模型选择.Kfold给出的结果与kf.spli公司

2024-04-25 10:15:17 发布

您现在位置:Python中文网/ 问答频道 /正文

我正在研究一个数据集TelcoSigtel,它有5k个观测值,21个特征,一个不平衡的目标,有86%的非搅和者和16%的搅和者。你知道吗

对不起,我想给一个数据帧的摘录,但它是太大了,或当我试图采取一小串有没有足够的搅和机。你知道吗

我的问题是,下面这两种方法应该给出相同的结果,但在某些算法上有很大的不同,而在另一些算法上,它们给出的结果完全相同。
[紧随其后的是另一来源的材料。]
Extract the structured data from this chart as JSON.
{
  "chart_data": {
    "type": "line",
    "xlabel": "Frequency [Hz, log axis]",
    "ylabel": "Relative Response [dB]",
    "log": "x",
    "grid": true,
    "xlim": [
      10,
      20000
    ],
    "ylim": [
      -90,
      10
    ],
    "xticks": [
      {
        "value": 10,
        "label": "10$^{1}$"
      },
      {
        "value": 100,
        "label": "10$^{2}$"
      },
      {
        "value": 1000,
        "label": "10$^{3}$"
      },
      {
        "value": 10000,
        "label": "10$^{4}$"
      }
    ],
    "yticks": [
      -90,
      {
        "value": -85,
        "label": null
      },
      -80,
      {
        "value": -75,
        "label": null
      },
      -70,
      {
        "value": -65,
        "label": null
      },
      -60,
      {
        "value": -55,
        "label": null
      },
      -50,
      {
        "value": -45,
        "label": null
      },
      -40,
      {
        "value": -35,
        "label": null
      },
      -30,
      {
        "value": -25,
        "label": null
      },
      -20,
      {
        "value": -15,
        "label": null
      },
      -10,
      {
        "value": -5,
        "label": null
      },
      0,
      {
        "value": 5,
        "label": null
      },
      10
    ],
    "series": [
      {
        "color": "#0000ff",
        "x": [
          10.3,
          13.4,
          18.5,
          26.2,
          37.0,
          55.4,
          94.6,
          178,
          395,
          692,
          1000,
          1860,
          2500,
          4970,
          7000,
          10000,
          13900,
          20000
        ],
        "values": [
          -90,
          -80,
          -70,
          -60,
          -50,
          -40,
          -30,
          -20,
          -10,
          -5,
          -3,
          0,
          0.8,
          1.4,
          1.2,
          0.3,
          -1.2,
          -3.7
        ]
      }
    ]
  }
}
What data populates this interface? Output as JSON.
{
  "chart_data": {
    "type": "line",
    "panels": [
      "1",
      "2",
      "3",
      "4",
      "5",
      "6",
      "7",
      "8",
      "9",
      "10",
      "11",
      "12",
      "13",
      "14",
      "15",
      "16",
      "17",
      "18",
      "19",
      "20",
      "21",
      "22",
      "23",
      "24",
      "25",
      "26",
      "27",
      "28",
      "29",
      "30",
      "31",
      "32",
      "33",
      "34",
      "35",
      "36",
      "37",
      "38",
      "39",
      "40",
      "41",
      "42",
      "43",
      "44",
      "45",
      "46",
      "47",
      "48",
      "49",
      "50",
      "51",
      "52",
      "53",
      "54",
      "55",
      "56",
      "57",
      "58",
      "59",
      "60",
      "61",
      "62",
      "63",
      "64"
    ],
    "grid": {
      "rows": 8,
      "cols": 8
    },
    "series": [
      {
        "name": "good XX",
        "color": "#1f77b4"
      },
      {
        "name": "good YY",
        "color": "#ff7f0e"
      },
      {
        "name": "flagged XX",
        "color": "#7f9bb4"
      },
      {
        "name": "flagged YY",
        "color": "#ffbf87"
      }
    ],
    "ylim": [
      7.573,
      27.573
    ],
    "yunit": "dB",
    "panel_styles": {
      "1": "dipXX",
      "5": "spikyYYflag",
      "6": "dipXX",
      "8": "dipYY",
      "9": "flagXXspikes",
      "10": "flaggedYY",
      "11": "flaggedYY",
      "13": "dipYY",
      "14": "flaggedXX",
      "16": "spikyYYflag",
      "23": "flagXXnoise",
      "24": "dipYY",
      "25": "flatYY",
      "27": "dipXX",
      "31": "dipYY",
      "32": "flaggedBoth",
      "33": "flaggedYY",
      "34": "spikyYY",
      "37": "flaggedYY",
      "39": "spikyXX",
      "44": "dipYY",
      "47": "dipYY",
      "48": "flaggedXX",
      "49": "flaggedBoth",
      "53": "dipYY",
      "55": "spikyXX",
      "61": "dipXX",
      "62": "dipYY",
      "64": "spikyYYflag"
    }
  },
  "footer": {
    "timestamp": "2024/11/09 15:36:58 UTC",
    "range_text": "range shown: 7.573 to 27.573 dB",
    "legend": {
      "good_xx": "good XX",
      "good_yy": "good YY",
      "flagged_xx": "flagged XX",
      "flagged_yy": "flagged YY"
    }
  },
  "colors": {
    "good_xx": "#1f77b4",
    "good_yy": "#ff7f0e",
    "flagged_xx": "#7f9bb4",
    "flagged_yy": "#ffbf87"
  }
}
你知道吗

有关数据集的信息:

models = [('logit',
  LogisticRegression(C=1.0, class_weight=None, dual=False, fit_intercept=True,
                     intercept_scaling=1, l1_ratio=None, max_iter=600,
                     multi_class='ovr', n_jobs=1, penalty='l2', random_state=None,
                     solver='liblinear', tol=0.0001, verbose=0, warm_start=False)), ....]
# Method 1:

from sklearn import model_selection
from sklearn.model_selection import KFold


X = telcom.drop("churn", axis=1)
Y = telcom["churn"]

results = []
names = []

seed = 0
scoring = "roc_auc"
for name, model in models:
    kfold = model_selection.KFold(n_splits = 5, random_state = seed)

    cv_results = model_selection.cross_val_score(model, X, Y, cv=kfold, scoring=scoring)
    results.append(cv_results)
    names.append(name)
    msg = "%s: %f (%f)" % (name, cv_results.mean(), cv_results.std())
    print(msg)

# boxplot algorithm comparison
fig = plt.figure()
fig.suptitle('Algorithm Comparison-AUC')
ax = fig.add_subplot(111)
plt.boxplot(results)
ax.set_xticklabels(names)
plt.grid()

plt.show()

enter image description here

# Method 2:


from sklearn.model_selection import KFold
from imblearn.over_sampling import SMOTE
from sklearn.metrics import roc_auc_score

kf = KFold(n_splits=5, random_state=0)

X = telcom.drop("churn", axis=1)
Y = telcom["churn"]

results = []
names = []

to_store1 = list()

seed = 0
scoring = "roc_auc"

cv_results = np.array([])

for name, model in models:
    for train_index, test_index in kf.split(X):
        # split the data
        X_train, X_test = X.loc[train_index,:].values, X.loc[test_index,:].values
        y_train, y_test = np.ravel(Y[train_index]), np.ravel(Y[test_index])  

        model = model  # Choose a model here
        model.fit(X_train, y_train )  
        y_pred = model.predict(X_test)

        to_store1.append(train_index)

        # store fold results
        result = roc_auc_score(y_test, y_pred)
        cv_results = np.append(cv_results, result)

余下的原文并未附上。